Mutlu cumartesiler:)

19 Ekim 2011 Çarşamba

Ben Geçen Hafta..

1. Ne Okudum?

Yeni kütüphane arayışlarımda İlçe Kütüphanesini buldum 2 hafta önce.. Kitaplar kötü kullanılmış, her yer karışık.. Ama kitap işte.. Hemen Agatha rafına yanaştım.. En fazla 10-12 tane Agatha Christie kitabı vardı.. Az evet ama napalım hiç yoktan iyidir.. Ben ilk okuma için Uyuyan Ölüm'ü seçtim.. 2 günde de bitirdim:))


G kendi kütüphanesinden bana Stieg Larsson'ın kitabını getirdi.. Ejderha Dövmeli Kız'ı bir solukta okumuştum.. Ateşle Oynayan Kız'da toplamda 5 gün içinde bitti.. Elimden bırakamadan okudum..

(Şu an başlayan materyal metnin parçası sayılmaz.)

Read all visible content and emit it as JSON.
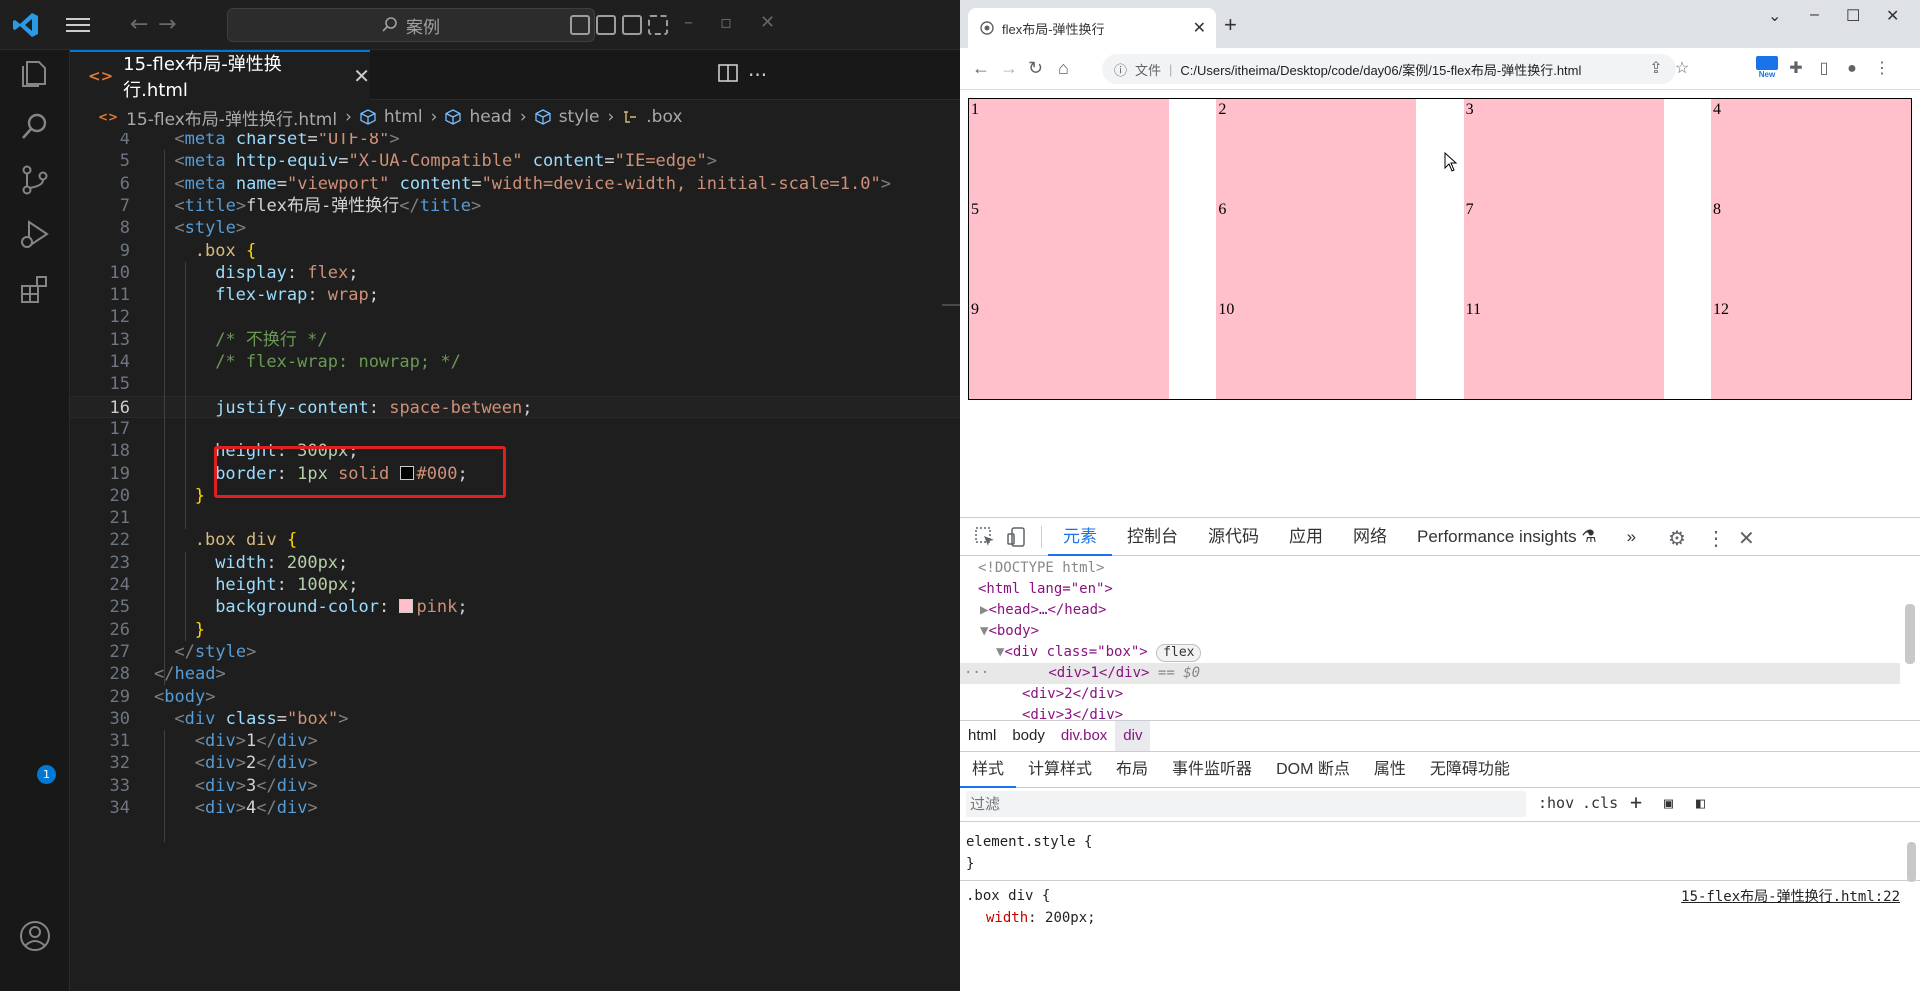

Ateşle Oynayan Kız, Stieg Larsson, Pegasus Yayınları, 679 sf, 22 tl.

2. Ne  İzledim? 

Pazar günü sonunda biz de Woddy Allen'ın son filmini izledik.. Ben bir Woddy Allen hayranıyım.. Beğenmediğim bir filmi yok.. Bu da öyleydi..


Bu ara pek öyle film izlemiyorum.. Daha çok dizi takip ediyorum.. House, Fringe yeni bölümleri derken geçiyor zaman.. İzlediğim filmlerden biri 1987 yapımı Dokunulmazlar.. Kevin Costner, Robert De Niro, Sean Connery.. 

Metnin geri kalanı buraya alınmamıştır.